Carlos estaba comenzando su adolescencia sin más referente paternal que el recuerdo entrañable de su progenitor. Para él, su padre era su héroe, su ídolo, su modelo a seguir. Todo lo contrario de lo que significaba Abbas. Una tarde, acabó en el colegio antes que de costumbre y decidió marcharse para casa. Esa tarde no le apetecía quedarse a jugar en el patio del colegio, como hacía habitualmente. Llegó a casa y entró sin hacer demasiado ruido, subió las escaleras de dos en dos, como siempre, para ir hasta su cuarto. Cuando llegó al rellano del piso superior, se encontró de bruces que la puerta del dormitorio de su madre estaba abierta. La imagen que contempló le dejó absolutamente turbado. Estaba presenciando una escena que jamás querría haber visto. Se quedó totalmente desconcertado, incapaz de pronunciar una palabra. Él había oído hablar de ello.
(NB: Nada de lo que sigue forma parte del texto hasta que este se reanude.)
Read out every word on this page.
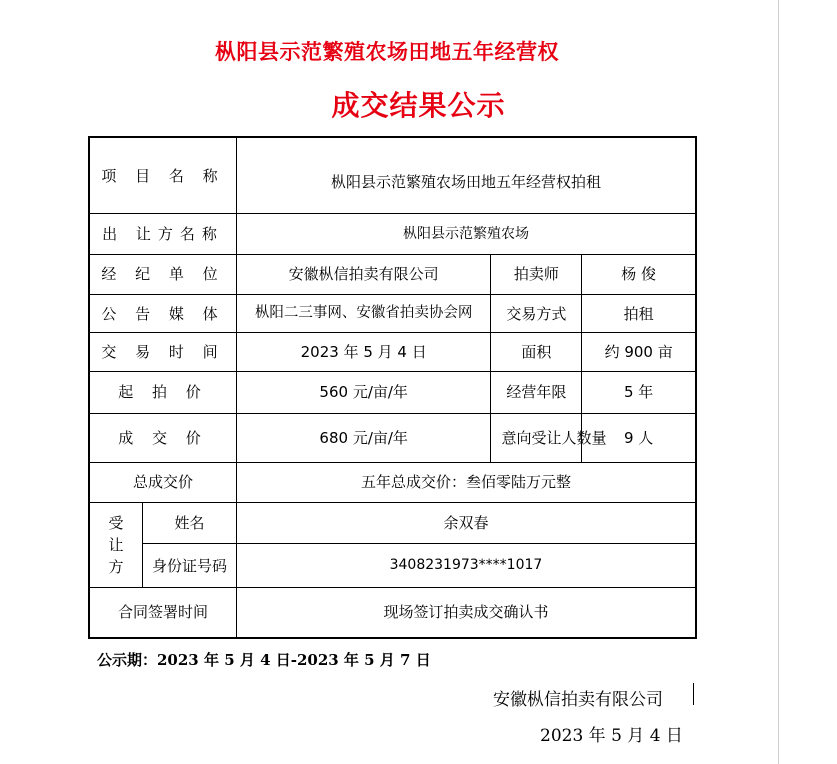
枞阳县示范繁殖农场田地五年经营权
成交结果公示
项 目 名 称		枞阳县示范繁殖农场田地五年经营权拍租		
出 让方名称		枞阳县示范繁殖农场		
经 纪 单 位		安徽枞信拍卖有限公司	拍卖师	杨 俊
公 告 媒 体		枞阳二三事网、安徽省拍卖协会网	交易方式	拍租
交 易 时 间		2023 年 5 月 4 日	面积	约 900 亩
起 拍 价		560 元/亩/年	经营年限	5 年
成 交 价		680 元/亩/年	意向受让人数量	9 人
总成交价		五年总成交价：叁佰零陆万元整		

受让方	姓名	余双春		
	身份证号码	3408231973****1017		
合同签署时间		现场签订拍卖成交确认书		
公示期：2023 年 5 月 4 日-2023 年 5 月 7 日
安徽枞信拍卖有限公司
2023 年 5 月 4 日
Incluso había visto furtivamente alguna foto prohibida en el colegio, pero nunca había visto la pasión, casi violenta, de dos personas haciendo el amor. Y mucho menos a su madre. Pero lo peor de todo es que era con Abbas. No pudo resistir el momento y entró disparado a su habitación, la cerró y se tiró sobre la cama. Se sintió asqueado. Tenía ganas de vomitar. Y por muchas vueltas que le daba, no podía borrar la escena de su mente.

«No puede ser. Mi madre no puede hacer esas cosas tan sucias», se repetía desde su inocente perspectiva infantil, con diez años recién cumplidos. Carlos era un niño callado, tímido, con un mundo interior que pocas veces exteriorizaba. Se quedó toda la tarde en su cuarto, sin querer salir, esperando una injusta regañina. Para Leticia también fue un mal trago. Sabía que Carlos los había visto en tan comprometida situación. También sabía que la causa del descuido eran la fogosidad y la falta de previsión que habían tenido ella y Abbas, al no cerrar la puerta de la habitación. Aunque como madre, le regañó con la excusa de que Carlos tenía que haber avisado de que entraba en casa. Esto no hizo más que enconar la antipatía que Carlos sentía por Abbas y que empezaba a ser como una enfermedad irremediable.